Duplin takes look at five potential school locations
By Catharin Shepard
Published in News on January 12, 2010 1:46 PM
KENANSVILLE -- Consultant Jeff Tsai with the North Carolina State University Operations Research Education Laboratory presented five potential sites for a new school to the Duplin County Board of Education Monday night.
Four of the five plans specifically took into account the possible merging of North Duplin and James Kenan high schools, while the fifth plan called for building a new James Kenan High.
All five proposals were calculated using a mathematical program. They showed general areas for a new school, rather than a specific site.
The mathematical program focused on finding sites that would minimize the distance, on a system-wide basis, that students would have to travel to the school. The program used data input based on student locations, existing school capacities and new school capacity, Tsai said.
Tsai said he worked from the premise "We need to build a new school, what is the most optimal location to build a new school?"
The optimal target areas for placement of a new high school show "mathematical stability, regardless which schools are included/excluded," he said.
Tsai said his research is "upside-down" compared to the way his office usually works.
"The project that I would work with school districts for targeting a new school is usually based on where the school population growth and where it will be a location for the school," he said. "And after they decide where the school location is, they purchase property, and they start building. Maybe a year before the school opens, they come back to us -- 'What will the attendance boundary be?'" Tsai said.
Tsai, who is performing a study of student population and growth in Duplin, said both B.F. Grady Elementary and East Duplin High School are overcrowded and that several other schools are close to capacity.
Some school board members questioned the direction of Tsai's research.
"My initial understanding was that we were going to be taking population density and looking at where to put four high schools in the county logically if we were going to look at the best places to see where they might go," board member Jennings Outlaw said.
"Duplin County is one strange project, I can say that. The first time I met with you, I asked for the school board to come up with the scope of the project, exactly what you want," Tsai responded.
However, the starting point for his research has changed, he said.
"All I can do is react to changes, reacting to decisions already made, because I never had a real, real clear scope of work," Tsai said.

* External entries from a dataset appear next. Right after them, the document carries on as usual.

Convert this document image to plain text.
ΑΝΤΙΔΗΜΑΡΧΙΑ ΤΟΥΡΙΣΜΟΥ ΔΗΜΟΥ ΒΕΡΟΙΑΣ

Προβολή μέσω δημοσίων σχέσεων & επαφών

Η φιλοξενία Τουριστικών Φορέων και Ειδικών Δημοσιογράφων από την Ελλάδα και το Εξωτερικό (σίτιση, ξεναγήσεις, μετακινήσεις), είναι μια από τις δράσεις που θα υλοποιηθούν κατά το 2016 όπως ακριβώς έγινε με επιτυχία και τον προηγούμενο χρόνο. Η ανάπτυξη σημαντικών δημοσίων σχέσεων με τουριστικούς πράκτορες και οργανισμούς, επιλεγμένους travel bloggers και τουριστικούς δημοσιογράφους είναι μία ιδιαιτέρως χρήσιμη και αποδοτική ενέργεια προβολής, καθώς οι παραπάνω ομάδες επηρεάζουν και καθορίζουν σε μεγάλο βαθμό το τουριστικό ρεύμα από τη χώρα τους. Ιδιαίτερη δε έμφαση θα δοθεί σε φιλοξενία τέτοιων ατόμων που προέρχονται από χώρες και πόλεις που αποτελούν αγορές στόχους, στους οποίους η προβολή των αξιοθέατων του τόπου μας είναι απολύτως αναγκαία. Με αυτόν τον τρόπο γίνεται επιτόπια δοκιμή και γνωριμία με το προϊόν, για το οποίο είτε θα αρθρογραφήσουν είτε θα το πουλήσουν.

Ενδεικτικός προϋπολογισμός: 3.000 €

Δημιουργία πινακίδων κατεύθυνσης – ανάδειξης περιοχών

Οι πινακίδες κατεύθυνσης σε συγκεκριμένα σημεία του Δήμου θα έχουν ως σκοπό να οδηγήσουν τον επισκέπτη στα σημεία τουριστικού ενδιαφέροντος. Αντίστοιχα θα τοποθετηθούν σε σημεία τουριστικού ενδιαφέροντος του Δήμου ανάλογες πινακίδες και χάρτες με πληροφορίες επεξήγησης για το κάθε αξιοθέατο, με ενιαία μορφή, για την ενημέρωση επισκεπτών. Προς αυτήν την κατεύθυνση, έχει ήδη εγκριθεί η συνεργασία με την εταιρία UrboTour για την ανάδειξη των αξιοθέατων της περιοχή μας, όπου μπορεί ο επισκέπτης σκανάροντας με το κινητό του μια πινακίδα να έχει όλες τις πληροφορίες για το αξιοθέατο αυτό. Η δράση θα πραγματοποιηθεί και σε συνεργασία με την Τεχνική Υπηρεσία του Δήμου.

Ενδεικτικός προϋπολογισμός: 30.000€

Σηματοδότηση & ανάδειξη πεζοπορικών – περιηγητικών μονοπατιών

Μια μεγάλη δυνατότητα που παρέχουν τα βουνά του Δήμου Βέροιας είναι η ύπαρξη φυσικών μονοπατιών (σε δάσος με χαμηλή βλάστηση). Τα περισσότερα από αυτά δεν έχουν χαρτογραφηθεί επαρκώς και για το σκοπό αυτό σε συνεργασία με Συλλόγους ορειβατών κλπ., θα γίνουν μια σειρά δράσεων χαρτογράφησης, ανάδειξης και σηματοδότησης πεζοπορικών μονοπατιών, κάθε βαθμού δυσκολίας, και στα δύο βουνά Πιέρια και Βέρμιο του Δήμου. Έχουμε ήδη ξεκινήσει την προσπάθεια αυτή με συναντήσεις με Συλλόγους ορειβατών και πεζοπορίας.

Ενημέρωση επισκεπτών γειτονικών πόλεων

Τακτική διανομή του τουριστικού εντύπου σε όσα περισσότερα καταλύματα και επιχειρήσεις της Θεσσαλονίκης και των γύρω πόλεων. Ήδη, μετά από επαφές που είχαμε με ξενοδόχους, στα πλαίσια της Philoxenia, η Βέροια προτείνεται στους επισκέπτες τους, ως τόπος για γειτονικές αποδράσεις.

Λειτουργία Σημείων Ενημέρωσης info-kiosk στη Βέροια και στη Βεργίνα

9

But the information presented Monday was not what Outlaw expected when the board voted on Tsai's study, he said.
"I'm missing something, I understand what you're doing, but it looks very different to me than what I thought you were doing," Outlaw said.
Tsai told board members he was confused about where his project now stands.
"I'm a little confused exactly where the school board wants me to go back to, or am I starting from a new starting point, or is there disagreement amongst school board members where the starting points are for me to proceed?" he said.
"I think the situation is that there were two starting points," board member Willie Gillespie said.
"The starting point seems to be changing, and the only thing I can give you is, understand what the starting point is and move on, otherwise I'm standing here," Tsai responded.
There is disagreement among board members about the potential consolidated high school, and "You're caught in the middle of it," board member Chuck Farrior said.
"How do we bridge that gap? I don't know," he said.
The board did not take action on the information presented.